Cela fait également partie du jeu politique, où la personne mise en lumière donne un peu de sa vie privée. Personnellement, j’ai refusé la tempête médiatique. Je n’ai rien regardé ni même acheté un journal, rien du tout. Je n’étais pas dans le déni mais dans le refus. Je n’ai même pas de compte Twitter ! C’est à mes yeux le réseau social le plus malveillant qui soit. J’ai la chance, par mon métier, de bien maîtriser la portée des choses. Je travaille d’ailleurs souvent avec Anne Hommel, une communicante qui a créé un outil qui s’appelle “Lucy” dont l’objectif est de mesurer l’audience de Twitter. Cet outil calcule combien de personnes sont touchées par un tweet. La cible est-elle grand public ou représente-t-elle quelques personnes d’un groupuscule très spécifique ? Ces données sont très importantes car selon ces résultats, certains tweets ont beaucoup plus d’impact que d’autres.
Je crois vraiment qu’il faut se protéger. J’ai tellement dit ça à mes clients que c’était forcément plus facile pour moi d’y arriver.
Toute personne est-elle défendable ?
Je ne crois pas qu’on puisse défendre n’importe qui. En revanche, personne ne peut pas avoir de présupposés ou de règles de conduite préétablies comme “jamais je ne défendrais un pédo-criminel” ou encore “jamais je ne défendrai un terroriste”. Dans mon livre, Frédéric Ponces explique “Je voulais voir Guy Georges pour voir s’il était sympathique”. Cela peut paraître étonnant mais c’est assez juste ! Il est toujours possible de défendre quelqu’un dès lors que l’on trouve un petit quelque chose auquel se raccrocher.
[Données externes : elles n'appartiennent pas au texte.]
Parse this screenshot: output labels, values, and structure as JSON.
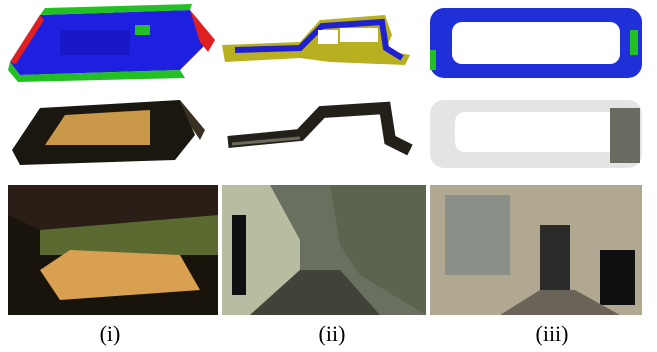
{
  "captions": [
    "(i)",
    "(ii)",
    "(iii)"
  ]
}
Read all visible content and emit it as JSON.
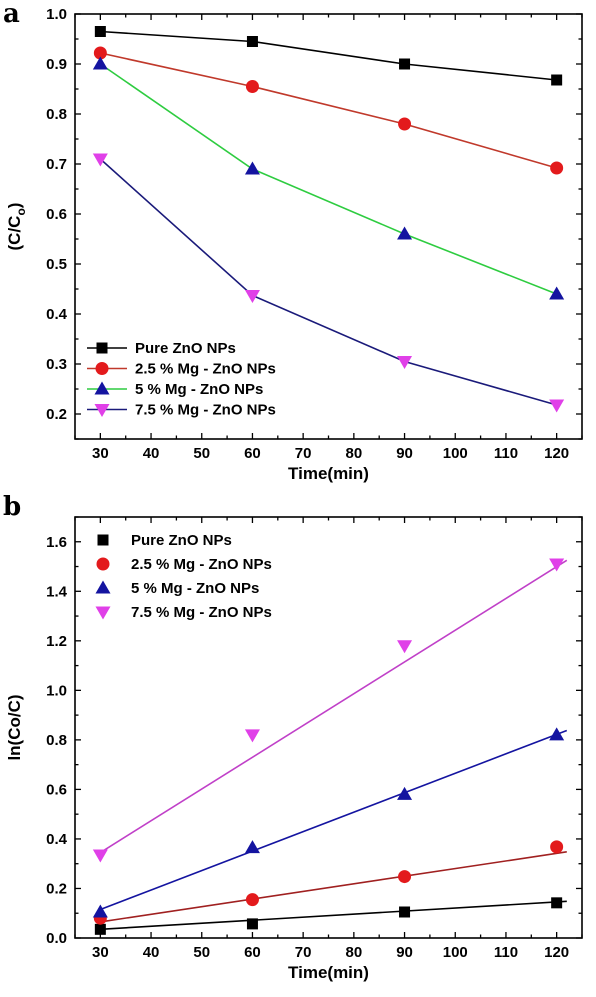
{
  "chart_data": [
    {
      "panel": "a",
      "type": "line",
      "xlabel": "Time(min)",
      "ylabel": "(C/C",
      "ylabel_sub": "o",
      "ylabel_close": ")",
      "xlim": [
        25,
        125
      ],
      "ylim": [
        0.15,
        1.0
      ],
      "xticks": [
        30,
        40,
        50,
        60,
        70,
        80,
        90,
        100,
        110,
        120
      ],
      "yticks": [
        0.2,
        0.3,
        0.4,
        0.5,
        0.6,
        0.7,
        0.8,
        0.9,
        1.0
      ],
      "ytick_decimals": 1,
      "legend_position": "bottom-left",
      "x": [
        30,
        60,
        90,
        120
      ],
      "series": [
        {
          "name": "Pure ZnO NPs",
          "values": [
            0.965,
            0.945,
            0.9,
            0.868
          ],
          "color": "#000000",
          "marker": "square"
        },
        {
          "name": "2.5 % Mg - ZnO NPs",
          "values": [
            0.922,
            0.855,
            0.78,
            0.692
          ],
          "color": "#c0392b",
          "marker": "circle"
        },
        {
          "name": "5 % Mg - ZnO NPs",
          "values": [
            0.9,
            0.69,
            0.56,
            0.44
          ],
          "color": "#2ecc40",
          "marker": "triangle-up"
        },
        {
          "name": "7.5 % Mg - ZnO NPs",
          "values": [
            0.71,
            0.437,
            0.305,
            0.218
          ],
          "color": "#1a1a7a",
          "marker": "triangle-down"
        }
      ],
      "marker_colors": [
        "#000000",
        "#e31a1c",
        "#1414a0",
        "#e040e8"
      ]
    },
    {
      "panel": "b",
      "type": "scatter",
      "xlabel": "Time(min)",
      "ylabel": "ln(Co/C)",
      "xlim": [
        25,
        125
      ],
      "ylim": [
        0.0,
        1.7
      ],
      "xticks": [
        30,
        40,
        50,
        60,
        70,
        80,
        90,
        100,
        110,
        120
      ],
      "yticks": [
        0.0,
        0.2,
        0.4,
        0.6,
        0.8,
        1.0,
        1.2,
        1.4,
        1.6
      ],
      "ytick_decimals": 1,
      "legend_position": "top-left",
      "x": [
        30,
        60,
        90,
        120
      ],
      "series": [
        {
          "name": "Pure ZnO NPs",
          "values": [
            0.035,
            0.057,
            0.105,
            0.142
          ],
          "color": "#000000",
          "marker": "square",
          "fit": [
            [
              30,
              0.035
            ],
            [
              122,
              0.148
            ]
          ]
        },
        {
          "name": "2.5 % Mg - ZnO NPs",
          "values": [
            0.08,
            0.155,
            0.248,
            0.368
          ],
          "color": "#e31a1c",
          "marker": "circle",
          "fit": [
            [
              30,
              0.065
            ],
            [
              122,
              0.348
            ]
          ]
        },
        {
          "name": "5 % Mg - ZnO NPs",
          "values": [
            0.105,
            0.365,
            0.58,
            0.82
          ],
          "color": "#1414a0",
          "marker": "triangle-up",
          "fit": [
            [
              30,
              0.115
            ],
            [
              122,
              0.838
            ]
          ]
        },
        {
          "name": "7.5 % Mg - ZnO NPs",
          "values": [
            0.335,
            0.82,
            1.18,
            1.51
          ],
          "color": "#e040e8",
          "marker": "triangle-down",
          "fit": [
            [
              30,
              0.345
            ],
            [
              122,
              1.525
            ]
          ]
        }
      ],
      "line_colors": [
        "#000000",
        "#a02020",
        "#1414a0",
        "#c040c8"
      ]
    }
  ]
}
Cela peut être parce qu’on apprécie cette personne ou parce que l’affaire vous est venue par un biais qui vous a touché. Tout est une question de circonstances. Évidemment, il y a également des choses dans votre vie qui font que vous ne pourrez défendre certains délits ou crimes pour ne pas blesser vos proches…
« Il existe une espèce de conflit à être avocate, féministe et à défendre des hommes qui s’en prennent à des femmes. En réalité, quand vous mettez votre robe d’avocat, vous n’êtes plus une femme ou un homme, vous essayez de vous effacer du mieux que vous pouvez »
Il existe une espèce de conflit à être avocate, féministe et à défendre des hommes qui s’en prennent à des femmes. En réalité, quand vous mettez votre robe d’avocat, vous n’êtes plus une femme ou un homme, vous essayez de vous effacer du mieux que vous pouvez. Il est impossible d’exercer cette profession si vous n’êtes pas animé d’un but d’humanité absolu. Il faut garder pour principe qu’aussi monstrueux que soit l’acte commis ou prétendument commis, l’homme n’en reste pas moins humain. Nous défendons toujours des hommes et jamais des causes. Défendre un violeur ne signifie pas défendre le viol !
Frédérique Baulieu, qui a défendu Dominique Strauss-Kahn, explique souvent que certains de ses amis se sont retournés contre elle à l’époque. Pour nous avocats, c’est au contraire un honneur de pouvoir défendre tous les citoyens. Les avocats sont une garantie démocratique. Si l’on considérait que certaines personnes ne sont pas défendables, cela serait de l’ordre de l’arbitraire.